In Aust. it is illegal to set prices (theoretically anyway - I've no doubt there is collusion between the bigger players in supermarkets and petrol).

This sounds anti-competitive to me.

GG
Thanks Mory! I think I will try the cheese Monkey, I've never heard of that. It sounds mmmmmm good. The recipe I used with the biscuits didn't say anything about letting it raise. Just cut, roll in cinnamon/sugar and plop in the pan. I threw that recipe out!

Mrs M, Yes you can sell plants on ebay. The iris are actually rhizomes,like roots or bulbs, but I have seen plants too. I think the problem is sending actual dirt with anything. I wash every bit of dirt off my rhizomes. Send them off in their naked little roots!! Razz

I don't understand either how the grocery store can say they (at the farmers market) can't sell their pies and veggies cheaper if they want. I think it was more a case of the couple running the market not having much business sense. They have "passed the hat" to some others so maybe things will loosen up.
A month ago on the last day of our big outdoor market I went by a cardtable - a woman had 8 beautiful Apple Pies for sale
she had $6 on them, I said to her increase your price to $10 and you'll sell them quickly. She did and was so Happy she sold them all. She said now I have enough money to buy gas to get Home to Montreal. She had left her husband and had two small kids and was headed home. I told her If she had told her story she would have gotten
double that. I just couldn't imagine packing the car and kids and then baking 8 pies and going to a market at 6AM. It's always amazed me how mothers
can muster the energy when needed. Her pie
was wonderful.
Oh dear - can someone explain to a Limey what 'Hubbards' and 'Monkey Bread' are?

Two nations, etc..........
By way of recompense, try:

Mike's Quick Carrot Cake

Ingredients

Corn or other vegetable oil 6 fl oz
Brown sugar or alternative 3 oz
Eggs 2
Wholemeal flour 4 oz
Carrots, cleaned 8 oz
Sodium bicarbonate 1 heaped tsp
Optional
Lemon, orange or lime zest and juice 1 fruit
Dried fruit To taste
Nuts To taste
Allspice and/or nutmeg and/or cinnamon 1 tsp


Method
Put eggs (don’t bother to beat), oil and sugar into mixer or food processor, and whiz for a few seconds. Grate or shred carrots – you can also use a juicer if you add both the juice and pulp.
Add other ingredients except sod bicarb, fruit and nuts, and mix thoroughly.
Add bicarb and mix
Add fruit and nuts, and whiz for a second or so, Mixture should have the consistency of mayonnaise.
Put into loose-bottomed cake tin. Don’t bother greasing it – it does not make the slightest difference.
Bake for 1 hour at 200 degrees Celsius.
You can actually mix all this by hand, if you prepare the carrots earlier – we have cooked one on a camping trip, in a folding oven on a petrol stove, without any problem!
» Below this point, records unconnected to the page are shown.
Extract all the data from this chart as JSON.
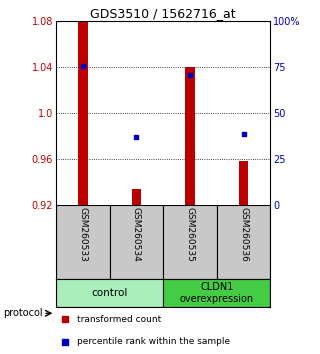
{
  "title": "GDS3510 / 1562716_at",
  "samples": [
    "GSM260533",
    "GSM260534",
    "GSM260535",
    "GSM260536"
  ],
  "bar_values": [
    1.079,
    0.934,
    1.04,
    0.958
  ],
  "bar_baseline": 0.92,
  "percentile_values": [
    0.756,
    0.368,
    0.706,
    0.385
  ],
  "ylim": [
    0.92,
    1.08
  ],
  "yticks_left": [
    0.92,
    0.96,
    1.0,
    1.04,
    1.08
  ],
  "yticks_right": [
    0,
    25,
    50,
    75,
    100
  ],
  "bar_color": "#bb0000",
  "dot_color": "#0000bb",
  "group1_label": "control",
  "group2_label": "CLDN1\noverexpression",
  "group1_color": "#aaeebb",
  "group2_color": "#44cc44",
  "label_bar": "transformed count",
  "label_dot": "percentile rank within the sample",
  "protocol_label": "protocol"
}
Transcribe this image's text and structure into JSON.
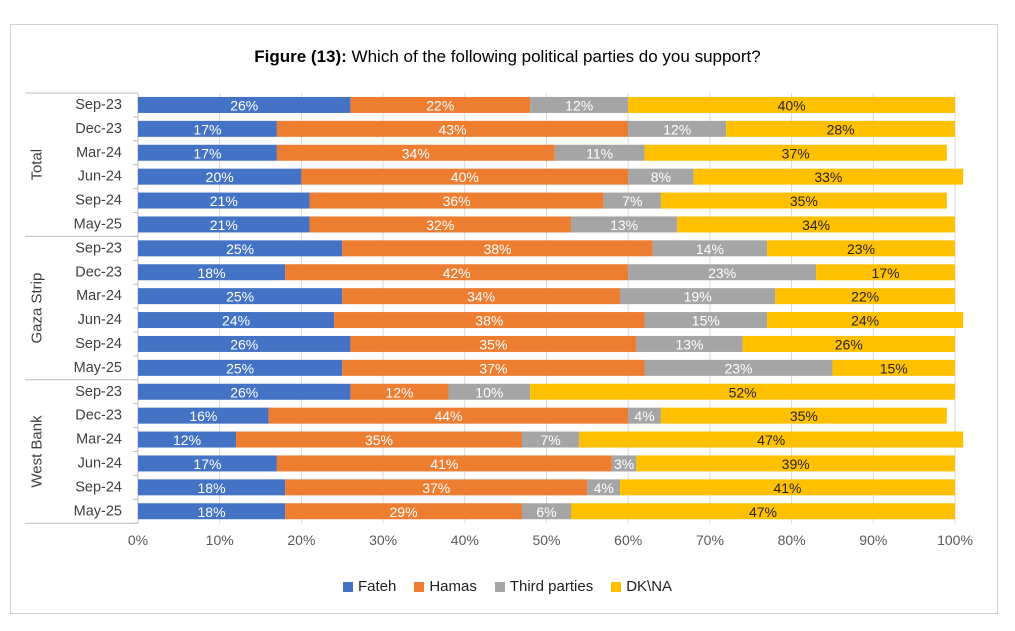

Translations if required Wink
Don't think you really need a recipe, R2! Just beat a couple eggs into enough milk to dip your bread in. Add butter or oil to a pan, enough so the bread doesn't stick. Turn stove burner on med heat. Add salt and pepper to taste to the egg mixture, dip bread in to coat both sides, fry til brown on both sides, spread with butter and syrup and add powder sugar sprinkles, if you like...eat....and, clean up your mess and turn off the stove!